Gehaltstransparenz im IT-Recruiting: Warum dein Gehalt kein Geheimnis mehr ist
Über Gehalt spricht man nicht – dieser Satz war lange Zeit ein ungeschriebenes Gesetz in vielen Unternehmen. Doch der Arbeitsmarkt verändert sich. Kandidatinnen und Kandidaten erwarten heute mehr Transparenz, Unternehmen stehen unter stärkerem Wettbewerb um Talente, und neue gesetzliche Regelungen zwingen Organisationen dazu, Gehälter offener zu kommunizieren. Besonders im IT-Recruiting zeigt sich diese Entwicklung deutlich. IT-Fachkräfte wissen oft genau, welchen Marktwert ihre Fähigkeiten haben. Sie vergleichen Angebote, informieren sich über Gehaltsdaten und erwarten klare Aussagen über Vergütung bereits zu Beginn eines Bewerbungsprozesses.
Hinzu kommt ein weiterer Treiber: die EU-Entgelttransparenzrichtlinie, die bis Juni 2026 in nationales Recht umgesetzt werden muss. Sie verpflichtet Unternehmen dazu, mehr Transparenz in Gehaltsstrukturen zu schaffen und Bewerberinnen und Bewerber frühzeitig über Gehaltsspannen zu informieren.

Damit verändert sich nicht nur die Art und Weise, wie Unternehmen über Gehalt sprechen, sondern auch, wie Recruiting funktioniert.
Gerade für Unternehmen, die im IT-Recruiting aktiv sind oder mit einer Personalberatung für IT-Talente zusammenarbeiten, wird Gehaltstransparenz im IT-Recruiting zu einem strategischen Thema. Denn wer qualifizierte IT-Kräfte gewinnen möchte, muss nicht nur attraktive Technologien bieten, sondern auch nachvollziehbare Gehaltsstrukturen.

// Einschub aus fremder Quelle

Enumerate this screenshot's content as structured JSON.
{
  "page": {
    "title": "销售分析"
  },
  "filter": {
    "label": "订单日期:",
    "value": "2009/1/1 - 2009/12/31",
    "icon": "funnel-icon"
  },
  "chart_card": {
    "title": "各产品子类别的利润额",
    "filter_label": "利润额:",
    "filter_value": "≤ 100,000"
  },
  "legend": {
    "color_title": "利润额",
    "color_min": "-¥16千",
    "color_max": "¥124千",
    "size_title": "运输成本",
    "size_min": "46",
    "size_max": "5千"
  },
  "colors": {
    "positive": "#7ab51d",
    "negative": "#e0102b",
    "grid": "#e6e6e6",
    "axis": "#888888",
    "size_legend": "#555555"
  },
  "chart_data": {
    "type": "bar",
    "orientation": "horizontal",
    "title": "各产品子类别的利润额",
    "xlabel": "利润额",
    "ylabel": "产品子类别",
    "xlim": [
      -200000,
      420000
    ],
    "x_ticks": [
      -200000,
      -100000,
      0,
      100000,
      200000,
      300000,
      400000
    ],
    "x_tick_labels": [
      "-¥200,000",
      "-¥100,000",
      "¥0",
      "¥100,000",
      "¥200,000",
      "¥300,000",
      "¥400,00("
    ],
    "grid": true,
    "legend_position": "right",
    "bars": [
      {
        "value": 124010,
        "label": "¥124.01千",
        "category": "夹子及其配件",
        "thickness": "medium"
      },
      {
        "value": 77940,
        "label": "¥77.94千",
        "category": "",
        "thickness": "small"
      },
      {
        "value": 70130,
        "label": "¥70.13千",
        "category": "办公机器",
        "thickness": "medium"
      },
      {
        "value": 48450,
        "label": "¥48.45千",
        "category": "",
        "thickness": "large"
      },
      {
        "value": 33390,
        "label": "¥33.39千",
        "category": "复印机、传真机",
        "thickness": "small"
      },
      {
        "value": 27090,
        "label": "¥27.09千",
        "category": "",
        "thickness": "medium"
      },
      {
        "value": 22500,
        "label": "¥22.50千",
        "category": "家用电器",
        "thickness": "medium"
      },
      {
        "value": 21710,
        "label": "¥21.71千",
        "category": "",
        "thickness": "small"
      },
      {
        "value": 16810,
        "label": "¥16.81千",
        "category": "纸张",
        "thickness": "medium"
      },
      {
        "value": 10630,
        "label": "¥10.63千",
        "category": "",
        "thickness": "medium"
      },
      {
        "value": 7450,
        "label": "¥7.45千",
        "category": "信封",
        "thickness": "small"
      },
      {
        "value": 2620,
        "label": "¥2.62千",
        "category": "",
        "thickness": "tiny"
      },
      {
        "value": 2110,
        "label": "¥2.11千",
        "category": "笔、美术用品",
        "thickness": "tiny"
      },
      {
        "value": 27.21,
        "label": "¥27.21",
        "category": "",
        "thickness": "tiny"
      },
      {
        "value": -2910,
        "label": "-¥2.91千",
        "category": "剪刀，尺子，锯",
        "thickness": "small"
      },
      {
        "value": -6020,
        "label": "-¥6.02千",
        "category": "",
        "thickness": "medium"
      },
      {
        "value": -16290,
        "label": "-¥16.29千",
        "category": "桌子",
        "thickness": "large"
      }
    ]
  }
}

In diesem Beitrag werfen wir einen Blick darauf, warum Gehalt kein Tabuthema mehr ist, welche Veränderungen durch die EU-Richtlinie entstehen und welche Rolle Personalberatung im modernen IT-Recruiting spielt.
Inhaltsverzeichnis
- GeHALT - Schluss mit dem Tabuthema im IT-Recruiting
- Die EU-Richtlinie zur Entgelttransparenz: Was Unternehmen bis 2026 erwartet
- Wie Gehaltstransparenz das Recruiting verändert
- Vorteile transparenter Gehälter für Mitarbeitende
- Herausforderungen für Unternehmen bei der Umsetzung
- Welche Rolle eine Personalberatung im IT-Recruiting spielt
- Fazit: Aus Sicht der Personalberatung
1) GeHALT – Schluss mit dem Tabuthema im IT-Recruiting
Das Gehalt hat lange Zeit zu einem der sensibelsten Themen in der Arbeitswelt gezählt. Mitarbeiterinnen und Mitarbeitern wurde offen kommuniziert, dass sie untereinander keine Vergleiche zwischen den Gehältern aufstellen sollen. Die Verschwiegenheit des Gehalts war kein Ausnahme- sondern ein Normalfall und wurde sogar als Voraussetzung für ein positives Betriebsklima gesehen.
Allerdings ist dies heute nicht mehr der Fall. Durch neue Entwicklungen in der Geschäftswelt und im Recruiting wird das Gehalt heutzutage deutlich offener diskutiert als in Vergangenheit. Folgende Aspekte tragen zu dieser Entwicklung bei:
- steigender Wettbewerb um Fachkräfte
- zunehmende Transparenz auf Online-Plattformen wie Kununu
- Gender Pay Gap
- gesetzliche Initiativen zur Entgelttransparenz
In der heutigen Arbeitswelt legen insbesondere jüngere Generationen wie Gen Z einen großen Wert auf die Offenlegung des Gehalts. Im IT-Recruiting ist es nicht anders. Auch hier möchten jüngere Generationen wissen, ob ein Job finanziell zu ihren Erwartungen passt. Wenn diese Information fehlt, kann ein Job schnell unattraktiv für potenzielle Kandidatinnen und Kandidaten werden und führt somit auch zu frühzeitigen Abbrüchen von Bewerbungsprozessen.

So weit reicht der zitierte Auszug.